The concept of the “crisis suite” has always been intriguing. Made popular by big budget action and political film franchises such as Mission Impossible, Jason Bourne and of course Bond, James Bond- 007, the concept of a key group of government and military officials in a room with complete integrated comms, lightning fast computers, unlimited information access abilities including CCTV cameras on anything needed and of course displayed on giant screen displays is certainly breathtaking.
Operations Centers now of many flavors (Emergency Operations Center (EOC’s), Department Operations Centers (DOC’s), Joint Operations Centers (JOC’s) appear to aspire to Hollywood’s high mark. Certainly, this is easier said than done. In the movies of course everything works great. Conversations, verbal orders, and replies are crisp and to the point. Everyone is logged in when the scene starts (not struggling to remember a password or needing to call downtown to get IT to help) and the basics of activation are smooth and seamless. Also, everything seems to be working all of the time with agency administrator types intimately familiar with the systems, processes and how to effectively contribute and play their roles.
Utopian at best, but definitely a model to strive for.
A few takeaways as we apply it the “real world”:
Ease of usage is aways a key consideration, particularly under the duress of an incident. The implied position in the movies is that the minions sitting at the terminals in the crisis suites, sit at those terminals every day. In the real-world using software that one is significantly familiar with can be make or break. I simply love Microsoft because I have grown up on it. Under duress it’s the software packaging that I’m going to be most effective at using.

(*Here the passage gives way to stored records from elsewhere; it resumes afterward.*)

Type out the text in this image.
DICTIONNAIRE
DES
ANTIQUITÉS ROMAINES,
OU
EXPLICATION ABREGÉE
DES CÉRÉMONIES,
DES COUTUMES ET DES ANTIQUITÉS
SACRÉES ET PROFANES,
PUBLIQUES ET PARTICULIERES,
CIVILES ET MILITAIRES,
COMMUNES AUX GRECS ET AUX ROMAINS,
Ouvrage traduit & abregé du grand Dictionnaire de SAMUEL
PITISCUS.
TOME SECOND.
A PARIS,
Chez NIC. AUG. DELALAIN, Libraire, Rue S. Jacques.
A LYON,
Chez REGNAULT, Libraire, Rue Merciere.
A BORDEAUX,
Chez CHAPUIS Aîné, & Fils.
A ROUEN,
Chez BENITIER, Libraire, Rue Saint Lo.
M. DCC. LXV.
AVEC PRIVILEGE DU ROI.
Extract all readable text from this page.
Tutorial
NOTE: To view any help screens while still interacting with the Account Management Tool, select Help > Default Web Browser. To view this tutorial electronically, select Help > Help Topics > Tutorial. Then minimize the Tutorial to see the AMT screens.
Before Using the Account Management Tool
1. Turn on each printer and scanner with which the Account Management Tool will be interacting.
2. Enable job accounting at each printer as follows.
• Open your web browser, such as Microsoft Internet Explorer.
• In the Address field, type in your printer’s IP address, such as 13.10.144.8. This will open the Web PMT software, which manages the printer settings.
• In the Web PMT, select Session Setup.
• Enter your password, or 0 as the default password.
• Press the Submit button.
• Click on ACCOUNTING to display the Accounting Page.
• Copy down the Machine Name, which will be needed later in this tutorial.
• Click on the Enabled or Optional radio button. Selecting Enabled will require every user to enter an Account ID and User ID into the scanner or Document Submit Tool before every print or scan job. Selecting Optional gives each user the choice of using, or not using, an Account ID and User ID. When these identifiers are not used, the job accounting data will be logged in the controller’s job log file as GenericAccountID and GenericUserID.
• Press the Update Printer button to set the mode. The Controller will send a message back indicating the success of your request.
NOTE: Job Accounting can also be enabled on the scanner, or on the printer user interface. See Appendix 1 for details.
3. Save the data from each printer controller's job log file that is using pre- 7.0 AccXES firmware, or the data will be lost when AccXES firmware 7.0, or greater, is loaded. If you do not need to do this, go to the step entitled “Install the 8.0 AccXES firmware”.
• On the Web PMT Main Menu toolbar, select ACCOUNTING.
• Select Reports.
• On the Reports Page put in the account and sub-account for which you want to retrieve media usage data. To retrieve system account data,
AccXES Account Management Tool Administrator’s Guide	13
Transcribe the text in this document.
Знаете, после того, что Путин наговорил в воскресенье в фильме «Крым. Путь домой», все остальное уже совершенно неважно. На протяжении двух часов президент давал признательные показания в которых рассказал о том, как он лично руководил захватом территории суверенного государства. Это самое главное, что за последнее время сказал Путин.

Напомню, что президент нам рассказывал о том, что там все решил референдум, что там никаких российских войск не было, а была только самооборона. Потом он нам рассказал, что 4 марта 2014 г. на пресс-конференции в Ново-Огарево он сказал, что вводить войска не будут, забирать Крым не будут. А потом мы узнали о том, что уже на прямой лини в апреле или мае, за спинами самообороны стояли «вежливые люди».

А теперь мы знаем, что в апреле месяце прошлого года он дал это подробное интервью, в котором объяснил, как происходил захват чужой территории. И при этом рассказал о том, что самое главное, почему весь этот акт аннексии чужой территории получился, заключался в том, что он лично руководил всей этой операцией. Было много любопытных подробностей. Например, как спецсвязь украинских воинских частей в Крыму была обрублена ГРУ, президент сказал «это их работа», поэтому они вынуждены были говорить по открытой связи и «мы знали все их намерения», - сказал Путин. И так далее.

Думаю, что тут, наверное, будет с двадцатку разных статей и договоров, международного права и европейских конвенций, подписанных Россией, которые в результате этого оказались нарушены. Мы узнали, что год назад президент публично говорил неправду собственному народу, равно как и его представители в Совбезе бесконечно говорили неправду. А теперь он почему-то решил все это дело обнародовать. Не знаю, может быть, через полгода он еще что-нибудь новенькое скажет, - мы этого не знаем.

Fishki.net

Web based solutions not requiring elaborate sign in procedures are another stumbling block. Finding a happy medium between total lockdown and being able to get the Public Works Director and the Commissioners logged in is an all-important factor. Systems like VEOCI are a possible high viability solution.
Making the Operations Center purpose built. The mission seems to drive the action in the movie crisis centers. Everyone seems to get why they are there and what they are expected to do. Recently in Colorado a client of my firm was activating for an annual planned summer event only to find out that a particular discipline had their own command center, doing consequence management and calling it an ICP. In a very recent situation (2 days ago) The City and County of Denver, under the direction of a newly sworn in Mayor activated its City EOC for the ongoing homeless situation in the City, a key campaign issue and a first.
Our issues are complex, our representative form of government is complex and how we deal with “emergency or disaster” situations are complex. This may be unavoidable, but Hollywood’s images should give us optimism of how things could be with a little thought process, creativity, and a lot of effort.